One thing which does concern me, however, is that I'd like to formalize my ties to both the Quaker Meeting I attended as well as the Bektashi tariqah, and I'm unsure as to how either will accept this dual affiliation. I find "that of God" in both homes; I find the fellowship of seekers I seek in the Meeting, and the path towards realization I seek in the tariqah.
We shall see what happens.
Tuesday, October 30, 2007
The God Thing
In spite of outward appearances, including this journal, I actually really dislike speaking about God.
I don't mind reading plenty on Him; sometimes, if a person knows what they're talking about, I even like to listen to others discuss Him. The vast majority of the time, though, whenever people bring Him up, I become uncomfortable and edgy.

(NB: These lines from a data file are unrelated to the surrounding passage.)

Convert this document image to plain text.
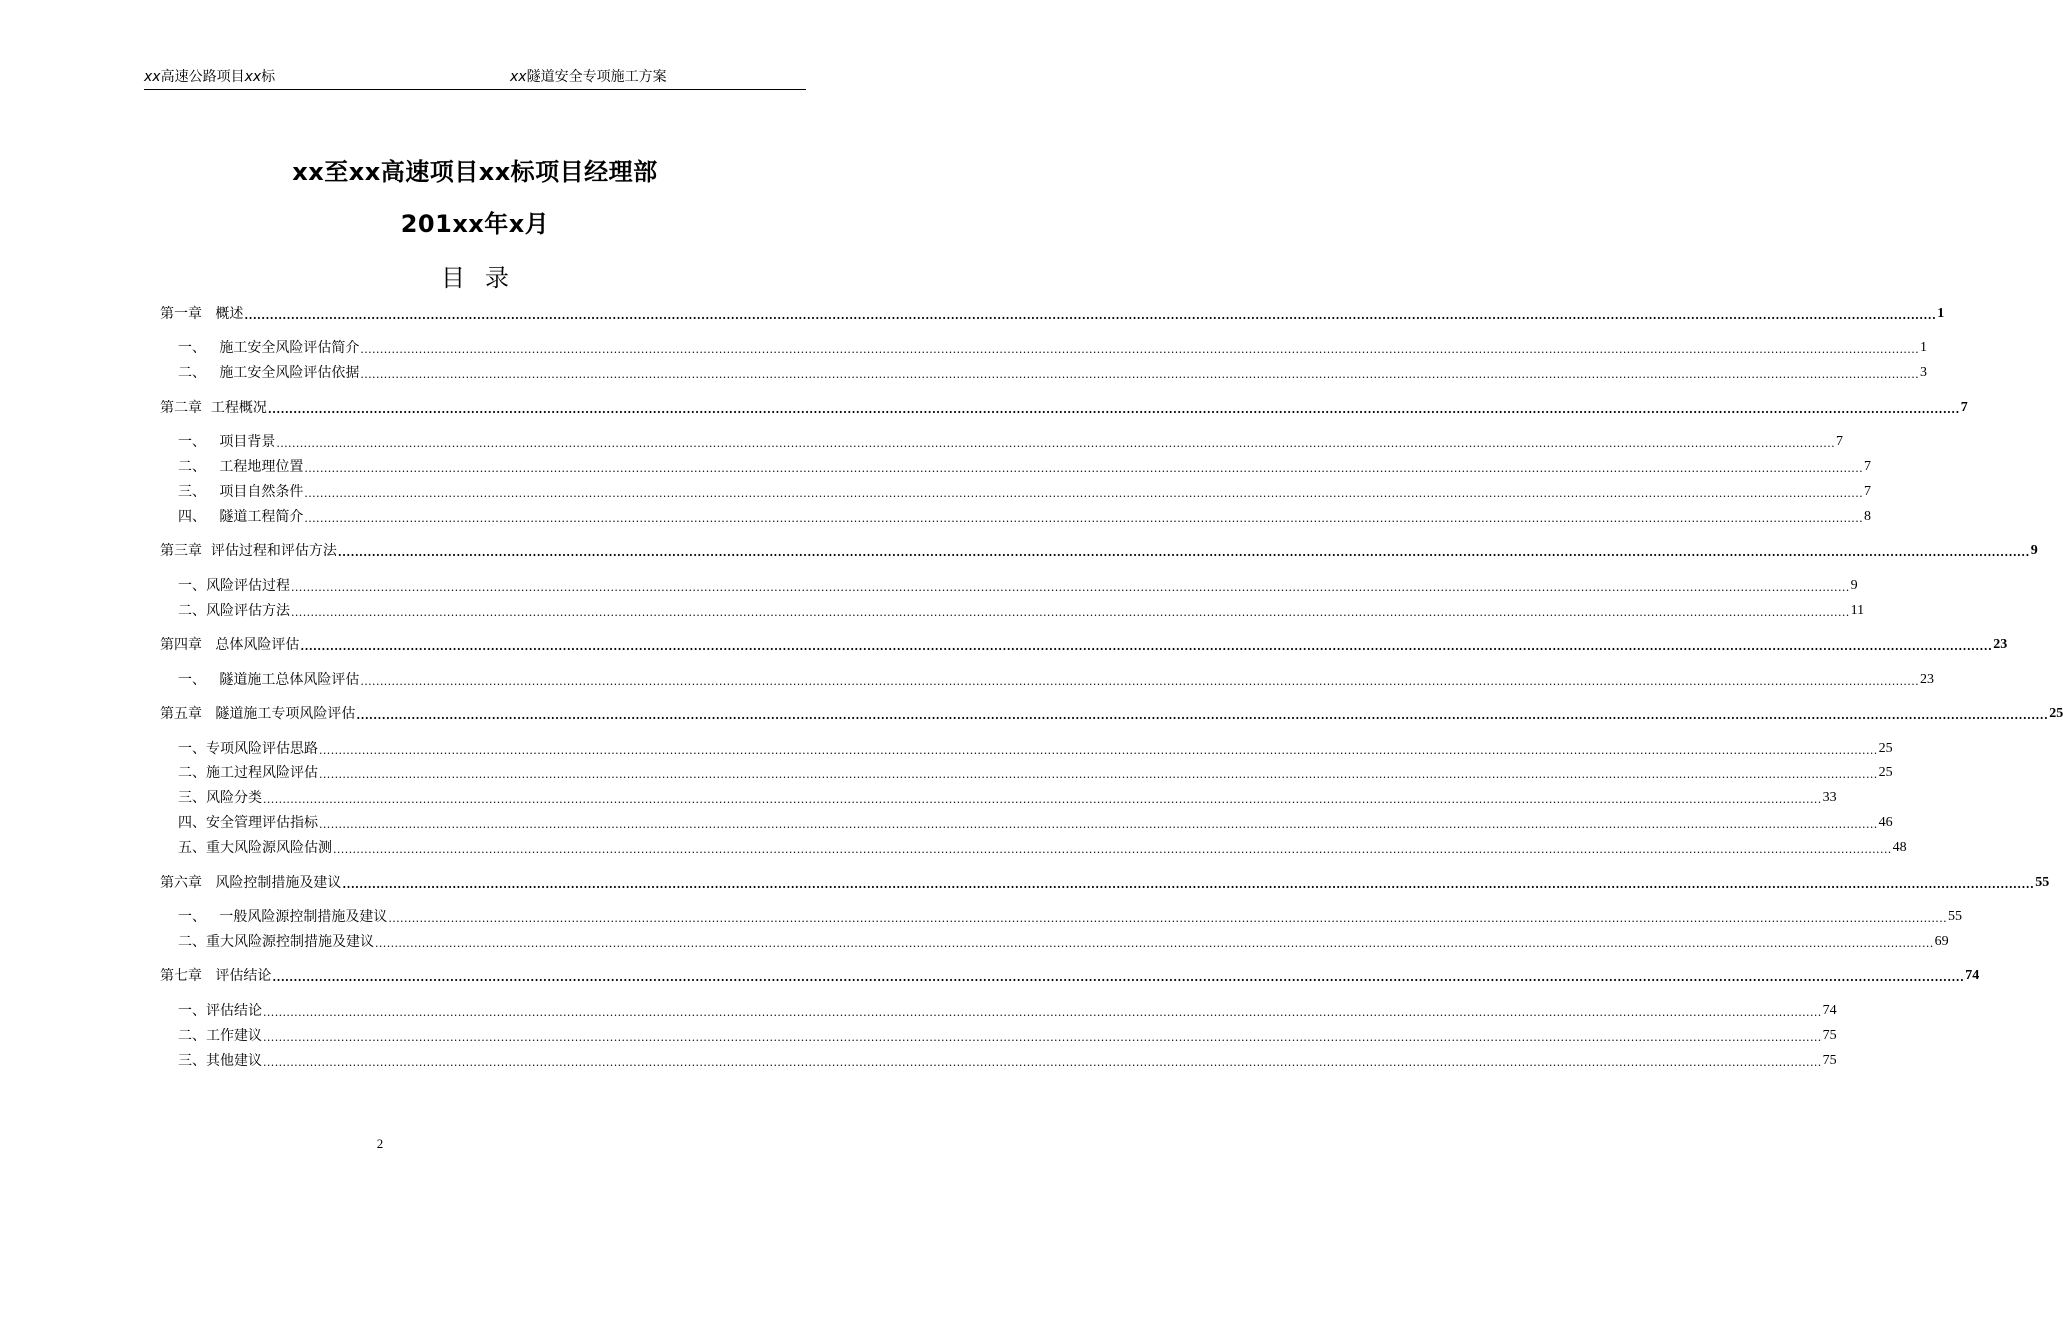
xx高速公路项目xx标	xx隧道安全专项施工方案
xx至xx高速项目xx标项目经理部
201xx年x月
目录
第一章   概述 ................................................................................................................................................................................................................................................................................................................................................................................................................ 1
一、   施工安全风险评估简介 ................................................................................................................................................................................................................................................................................................................................................................................................................ 1
二、   施工安全风险评估依据 ................................................................................................................................................................................................................................................................................................................................................................................................................ 3
第二章  工程概况 ................................................................................................................................................................................................................................................................................................................................................................................................................ 7
一、   项目背景 ................................................................................................................................................................................................................................................................................................................................................................................................................ 7
二、   工程地理位置 ................................................................................................................................................................................................................................................................................................................................................................................................................ 7
三、   项目自然条件 ................................................................................................................................................................................................................................................................................................................................................................................................................ 7
四、   隧道工程简介 ................................................................................................................................................................................................................................................................................................................................................................................................................ 8
第三章  评估过程和评估方法 ................................................................................................................................................................................................................................................................................................................................................................................................................ 9
一、风险评估过程 ................................................................................................................................................................................................................................................................................................................................................................................................................ 9
二、风险评估方法 ................................................................................................................................................................................................................................................................................................................................................................................................................ 11
第四章   总体风险评估 ................................................................................................................................................................................................................................................................................................................................................................................................................ 23
一、   隧道施工总体风险评估 ................................................................................................................................................................................................................................................................................................................................................................................................................ 23
第五章   隧道施工专项风险评估 ................................................................................................................................................................................................................................................................................................................................................................................................................ 25
一、专项风险评估思路 ................................................................................................................................................................................................................................................................................................................................................................................................................ 25
二、施工过程风险评估 ................................................................................................................................................................................................................................................................................................................................................................................................................ 25
三、风险分类 ................................................................................................................................................................................................................................................................................................................................................................................................................ 33
四、安全管理评估指标 ................................................................................................................................................................................................................................................................................................................................................................................................................ 46
五、重大风险源风险估测 ................................................................................................................................................................................................................................................................................................................................................................................................................ 48
第六章   风险控制措施及建议 ................................................................................................................................................................................................................................................................................................................................................................................................................ 55
一、   一般风险源控制措施及建议 ................................................................................................................................................................................................................................................................................................................................................................................................................ 55
二、重大风险源控制措施及建议 ................................................................................................................................................................................................................................................................................................................................................................................................................ 69
第七章   评估结论 ................................................................................................................................................................................................................................................................................................................................................................................................................ 74
一、评估结论 ................................................................................................................................................................................................................................................................................................................................................................................................................ 74
二、工作建议 ................................................................................................................................................................................................................................................................................................................................................................................................................ 75
三、其他建议 ................................................................................................................................................................................................................................................................................................................................................................................................................ 75
2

This happened last night in the meeting of the fellowship to which I belong. He was the topic, and I instantly began to bristle.

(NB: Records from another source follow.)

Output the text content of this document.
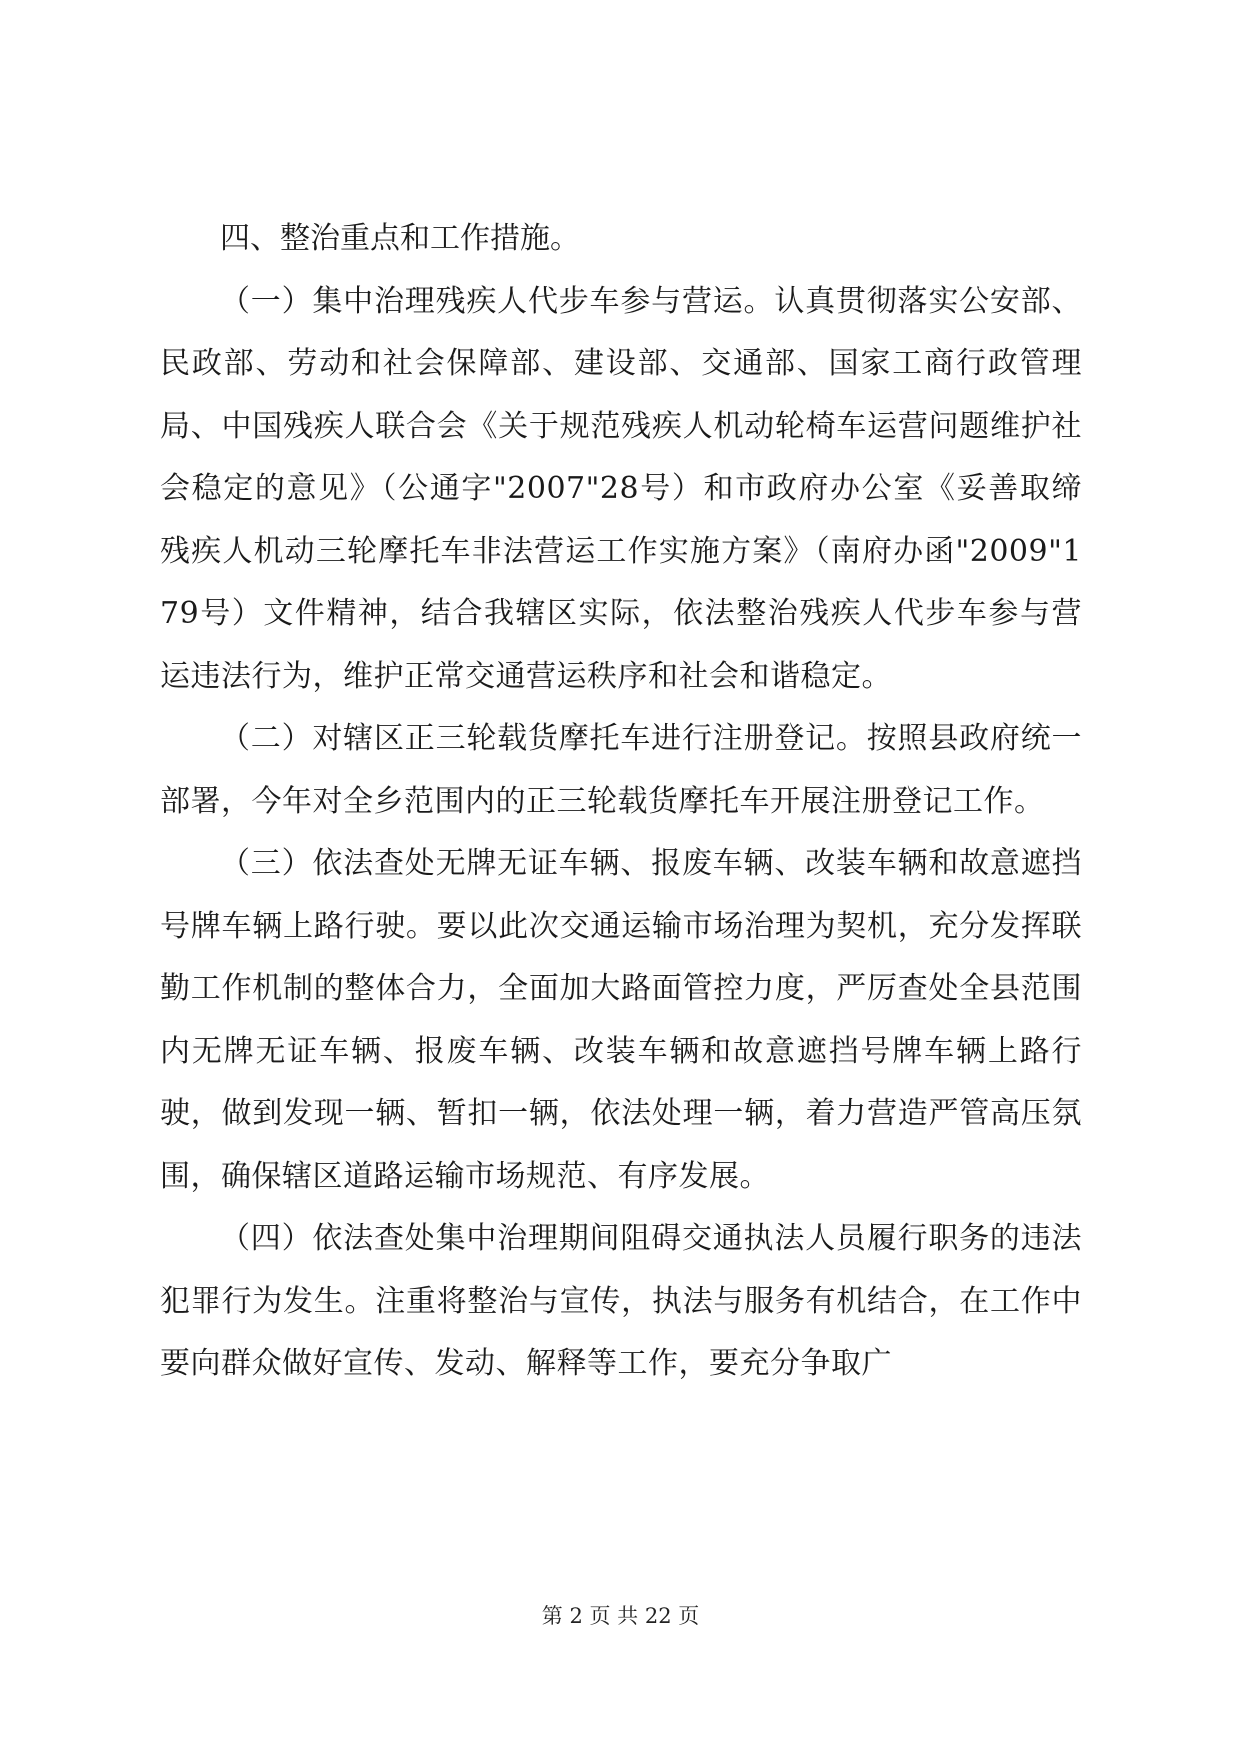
四、整治重点和工作措施。

（一）集中治理残疾人代步车参与营运。认真贯彻落实公安部、民政部、劳动和社会保障部、建设部、交通部、国家工商行政管理局、中国残疾人联合会《关于规范残疾人机动轮椅车运营问题维护社会稳定的意见》（公通字"2007"28号）和市政府办公室《妥善取缔残疾人机动三轮摩托车非法营运工作实施方案》（南府办函"2009"179号）文件精神，结合我辖区实际，依法整治残疾人代步车参与营运违法行为，维护正常交通营运秩序和社会和谐稳定。

（二）对辖区正三轮载货摩托车进行注册登记。按照县政府统一部署，今年对全乡范围内的正三轮载货摩托车开展注册登记工作。

（三）依法查处无牌无证车辆、报废车辆、改装车辆和故意遮挡号牌车辆上路行驶。要以此次交通运输市场治理为契机，充分发挥联勤工作机制的整体合力，全面加大路面管控力度，严厉查处全县范围内无牌无证车辆、报废车辆、改装车辆和故意遮挡号牌车辆上路行驶，做到发现一辆、暂扣一辆，依法处理一辆，着力营造严管高压氛围，确保辖区道路运输市场规范、有序发展。

（四）依法查处集中治理期间阻碍交通执法人员履行职务的违法犯罪行为发生。注重将整治与宣传，执法与服务有机结合，在工作中要向群众做好宣传、发动、解释等工作，要充分争取广

第 2 页 共 22 页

I especially bristled at two specific types of comments:
(1) God is not some sort of psychological construct or conception;
(2) You must believe in a God of some kind.
The reason I bristle at (1) is simple: I don't know if my God is or is not some sort of psychological construct or conception. He very well may be. For all I know, I'm completely deluding myself, or tapping into some Jungian archetype, or I've deified mother/father categories and idealized latent memories of uterine bliss from my prenatal experience. Perhaps I've adopted the concept in order to 'fit in', or as a safeguard against some raw experience of the meaninglessness of existence.
I don't particularly give a shit.
I can't prove God exist, just as others cannot prove He doesn't, because God, by definition, is indefinite, or supradefinite, if you like. His one definite attribute is His inability to be defined. And one cannot logically or empirically say anything, positive or negative, about something that cannot be defined.
I believe in God, meaning that presupposing a lack of evidence of the Big Fella, I choose to go ahead and think He's around. He's a working hypothesis, of sorts; I suppose His existence and act accordingly and see what happens. And since supposing His existence and acting accordingly has improved the quality of my life considerably, I see no reason to give up that supposition.
I know, though, that it's just a supposition.
As far as (2) goes, I take a great deal of issue with the idea that anybody must believe anything. Allah, subhana wa t'ala, said, "la ikraha fiyy ad-din": "there shall be no compulsion in religion." I stick to that.
Because God, as our book describes it, is just an 'unsuspected inner resource'; like a pool of strength upon which one can draw. That's all. What you want to call that? God or Higher Power or whatever? I don't really care. We don't really care. The idea, the only idea, is to help you gain access to that resource within yourself.
Whether that inner resource is a psychological construct or a genuine Supreme Being, I can't say.
But again: I don't care. My life is better. Who, or what, makes that happen, I don't care.